In January 2024, the Federal Tax Administration (“FTA”) published a review of the legislation concerning transfer pricing in Switzerland. This reminder of the regulations is appropriate since, unlike other OECD member states, Switzerland has not transposed into domestic law the provisions of the OECD principles applicable to transfer pricing.

This update serves as a reminder that although Switzerland has not integrated specific rules on transfer pricing documentation, the OECD Country-by-Country Reporting (“CbCR”) form is the only mandatory transfer pricing documentation.
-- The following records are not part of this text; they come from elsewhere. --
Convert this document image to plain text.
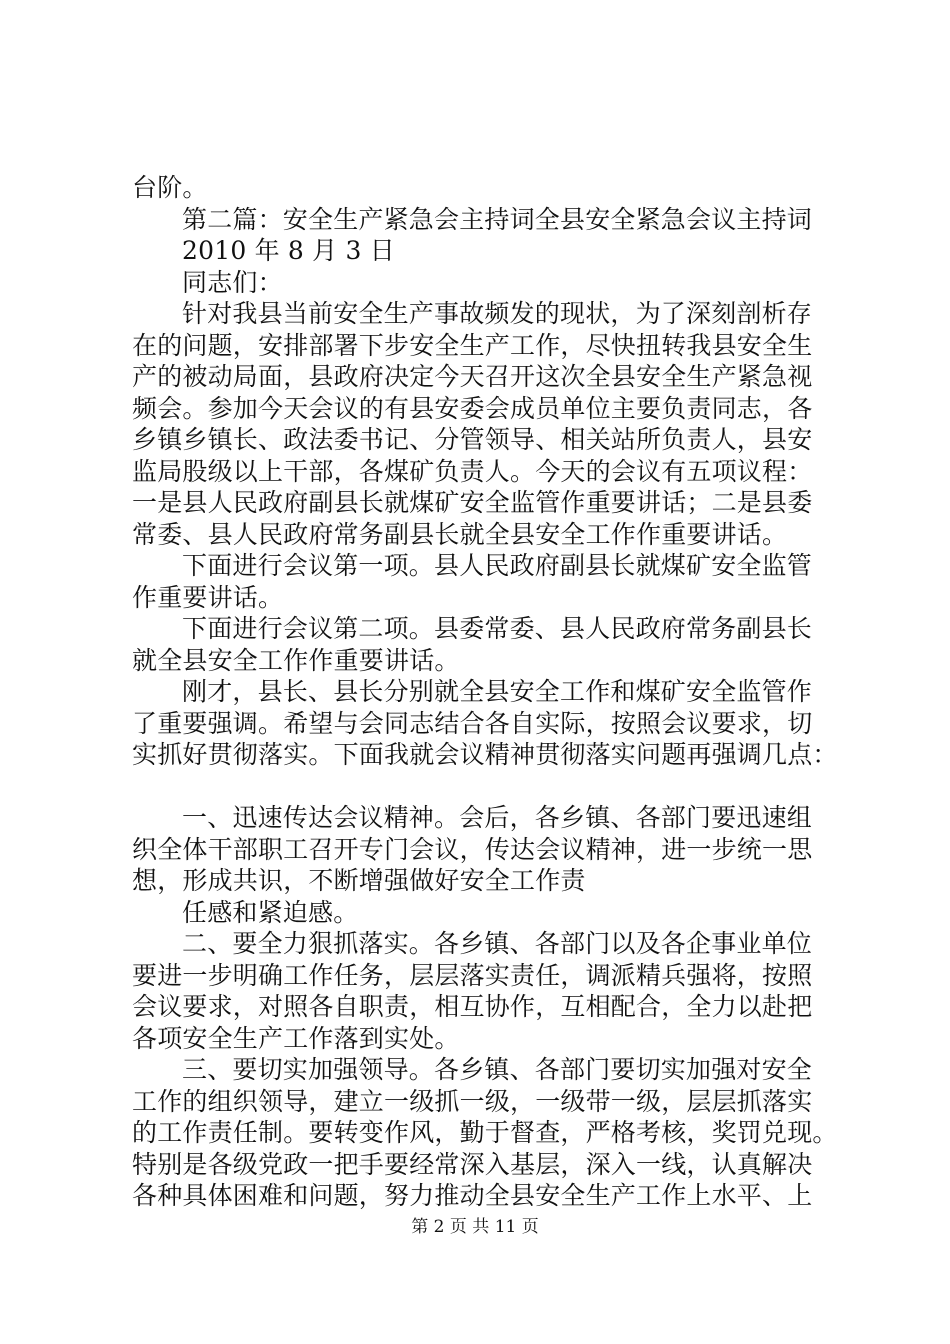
台阶。
第二篇：安全生产紧急会主持词全县安全紧急会议主持词
2010 年 8 月 3 日
同志们：
针对我县当前安全生产事故频发的现状，为了深刻剖析存
在的问题，安排部署下步安全生产工作，尽快扭转我县安全生
产的被动局面，县政府决定今天召开这次全县安全生产紧急视
频会。参加今天会议的有县安委会成员单位主要负责同志，各
乡镇乡镇长、政法委书记、分管领导、相关站所负责人，县安
监局股级以上干部，各煤矿负责人。今天的会议有五项议程：
一是县人民政府副县长就煤矿安全监管作重要讲话；二是县委
常委、县人民政府常务副县长就全县安全工作作重要讲话。
下面进行会议第一项。县人民政府副县长就煤矿安全监管
作重要讲话。
下面进行会议第二项。县委常委、县人民政府常务副县长
就全县安全工作作重要讲话。
刚才，县长、县长分别就全县安全工作和煤矿安全监管作
了重要强调。希望与会同志结合各自实际，按照会议要求，切
实抓好贯彻落实。下面我就会议精神贯彻落实问题再强调几点：
一、迅速传达会议精神。会后，各乡镇、各部门要迅速组
织全体干部职工召开专门会议，传达会议精神，进一步统一思
想，形成共识，不断增强做好安全工作责
任感和紧迫感。
二、要全力狠抓落实。各乡镇、各部门以及各企事业单位
要进一步明确工作任务，层层落实责任，调派精兵强将，按照
会议要求，对照各自职责，相互协作，互相配合，全力以赴把
各项安全生产工作落到实处。
三、要切实加强领导。各乡镇、各部门要切实加强对安全
工作的组织领导，建立一级抓一级，一级带一级，层层抓落实
的工作责任制。要转变作风，勤于督查，严格考核，奖罚兑现。
特别是各级党政一把手要经常深入基层，深入一线，认真解决
各种具体困难和问题，努力推动全县安全生产工作上水平、上
第 2 页 共 11 页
Switzerland thus strengthens its recognition of the minimum standards of Action 13 of the OECD BEPS[1] project for the automatic exchange of information with other countries and complies with international standards aimed at increasing transparency and fighting against base erosion and profit shifting.

It should be noted that for groups whose parent company is taxable in Switzerland and which have a turnover exceeding CHF 900 million, the notification obligations must be respected and the group must file the CbCR form, which requires an in-depth understanding of reporting rules and mechanisms, a task for which the expertise of a transfer pricing specialist is often required.

Also, even if no documentation other than the CbCR is mandatory in Switzerland, it is expected that upon request from the competent tax authority, taxpayers must be able to provide all the information and documents necessary for taxation. It is therefore important for entities involved in transfer pricing issues to maintain up-to-date documentation that is robust and complies with arm's length principles, even in the absence of formal legislative requirements. Taxpayers must therefore be prepared to demonstrate that their inter-company transactions respect the arm's length principle, which may again involve calling on transfer pricing specialists to prepare the appropriate documentation.

Submitting rulings to tax authorities is common practice in Switzerland and provides an opportunity for companies to clarify in advance the tax treatment of complex or significant transfer pricing transactions. The use of rulings can help prevent tax disputes and secure the company's tax position. However, navigating the rulings process requires expert knowledge of Swiss tax rules and transfer pricing principles.

Although Switzerland does not have a regulatory framework regarding transfer pricing that is as detailed as some other countries, the application of arm's length principles requires a certain vigilance and specific expertise. Multinational groups and entrepreneurs facing these issues should not hesitate to consider assistance in effectively navigating these complex tax waters, in order to avoid potentially onerous tax adjustments and maximize their company's tax compliance.